Возможно, было и так — подопытная обезьяна сделала обобщение, но другое: вода из этого бочонка и вообще вода из всех бочонков годится для того, чтобы погасить костер. К тому же вывод о неспособности всех шимпанзе обобщать неправомерен и потому, что умственные способности этих обезьян проверялись только на одном представителе. Что, если он был глупее других?
Позднее эксперимент с обезьяной, тушащей огонь водой, повторили, и все было иначе. Обезьяна гасила огонь сначала из бачка, а затем из тазика. Брала воду и кружкой и миской. Набирала воду тряпкой и выжимала ее над огнем.
Не виден ли здесь разум?
Особенно об этом задумываешься, наблюдая за поведением тех четвероногих, кто постоянно находится рядом с человеком.
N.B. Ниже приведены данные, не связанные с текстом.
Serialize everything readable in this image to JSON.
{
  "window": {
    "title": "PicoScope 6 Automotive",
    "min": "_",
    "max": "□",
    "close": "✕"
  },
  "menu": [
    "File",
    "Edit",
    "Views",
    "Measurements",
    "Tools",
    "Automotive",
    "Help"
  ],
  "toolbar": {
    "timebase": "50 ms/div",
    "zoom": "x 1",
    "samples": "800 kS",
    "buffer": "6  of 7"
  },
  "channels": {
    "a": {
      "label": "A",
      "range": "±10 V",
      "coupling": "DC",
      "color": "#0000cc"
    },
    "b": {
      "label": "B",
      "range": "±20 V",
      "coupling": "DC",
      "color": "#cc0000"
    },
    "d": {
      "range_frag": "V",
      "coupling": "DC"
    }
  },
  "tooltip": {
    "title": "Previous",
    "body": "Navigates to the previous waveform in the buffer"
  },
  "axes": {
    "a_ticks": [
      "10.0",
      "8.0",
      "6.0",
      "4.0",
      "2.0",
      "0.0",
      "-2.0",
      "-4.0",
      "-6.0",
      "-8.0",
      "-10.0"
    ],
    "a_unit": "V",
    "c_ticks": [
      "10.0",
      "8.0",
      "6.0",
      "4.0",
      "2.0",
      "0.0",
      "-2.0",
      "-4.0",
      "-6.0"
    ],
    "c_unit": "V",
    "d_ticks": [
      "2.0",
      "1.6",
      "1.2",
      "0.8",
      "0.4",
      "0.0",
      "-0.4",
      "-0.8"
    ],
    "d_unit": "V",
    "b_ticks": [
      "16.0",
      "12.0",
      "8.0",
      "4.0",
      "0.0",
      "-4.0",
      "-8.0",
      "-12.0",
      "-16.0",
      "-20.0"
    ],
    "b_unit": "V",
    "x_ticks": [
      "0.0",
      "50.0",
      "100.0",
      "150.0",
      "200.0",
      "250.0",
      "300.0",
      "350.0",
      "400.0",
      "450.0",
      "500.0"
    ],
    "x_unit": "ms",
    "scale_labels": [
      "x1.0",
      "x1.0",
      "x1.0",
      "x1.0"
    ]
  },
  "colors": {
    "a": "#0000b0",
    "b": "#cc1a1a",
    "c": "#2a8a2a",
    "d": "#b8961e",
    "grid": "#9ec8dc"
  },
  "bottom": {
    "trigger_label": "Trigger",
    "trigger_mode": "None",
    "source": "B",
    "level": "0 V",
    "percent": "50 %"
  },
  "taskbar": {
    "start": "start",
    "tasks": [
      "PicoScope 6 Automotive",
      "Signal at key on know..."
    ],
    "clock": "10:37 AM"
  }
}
Уже не одну тысячу лет многие животные живут бок о бок с нами, и такое общение, конечно же, сказывается на их психике.
«У наших домашних животных, — писал Ф. Энгельс, — более высокоразвитых благодаря общению с людьми, можно ежедневно наблюдать акты хитрости, стоящие на одинаковом уровне с такими же актами у детей». И в другом месте: «Собака и лошадь развили в себе, благодаря общению с людьми, такое чуткое ухо по отношению к членораздельной речи, что, в пределах свойственного им круга представлений, они легко научаются понимать всякий язык. Они, кроме того, приобрели способность к таким чувствам, как чувство привязанности к человеку, чувство благодарности и т. д., которые раньше им были чужды. Всякий, кому много приходилось иметь дело с такими животными, едва ли может отказаться от убеждения, что имеется немало случаев, когда они свою неспособность говорить ощущают теперь как недостаток. К сожалению, их голосовые органы настолько специализированы в определенном направлении, что этому их горю уже никак нельзя помочь».
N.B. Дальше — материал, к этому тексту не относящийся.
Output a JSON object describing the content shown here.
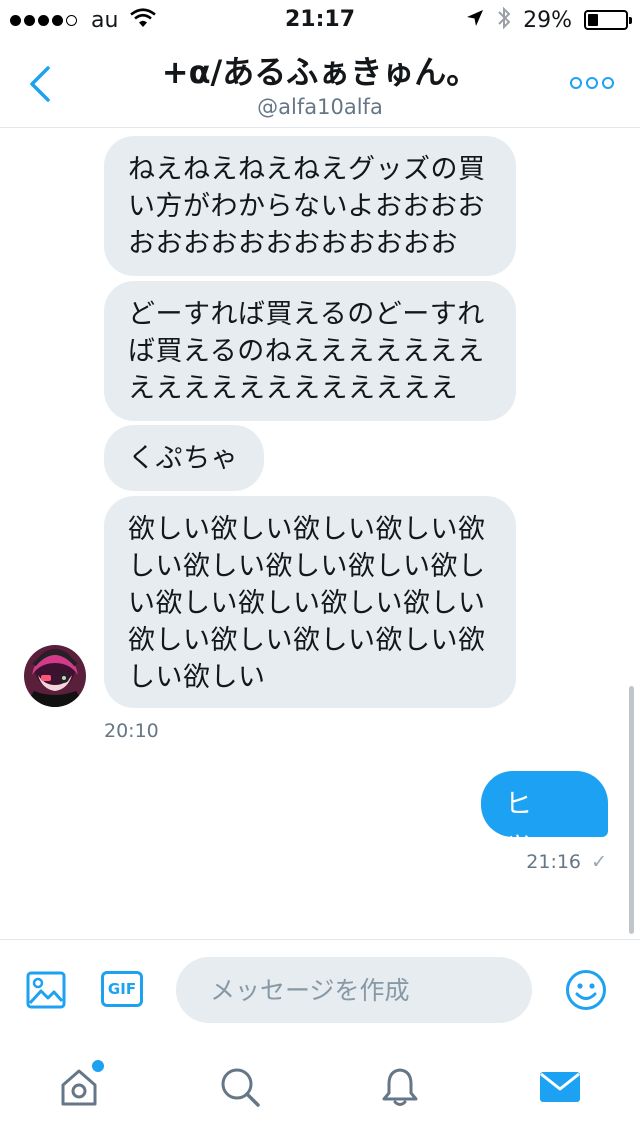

«У меня жил пойнтер Бекас, — рассказывает профессор А. Платонов. — Как-то после долгой отлучки вернулся я домой. Пес, очень скучавший, радостно встретил меня и не отходил ни на шаг. Мы сели обедать, жена стала отсылать собаку на место. Бекас нехотя повиновался, но спустя короткое время вернулся ко мне. Последовало новое приказание, и история повторилась несколько раз. В нашем обиходе команда „на место“ значила: пойти и лечь на коврик, служащий постелью собаке. Коврик обычно лежит в кухне, но нередко и перекладывается с места на место.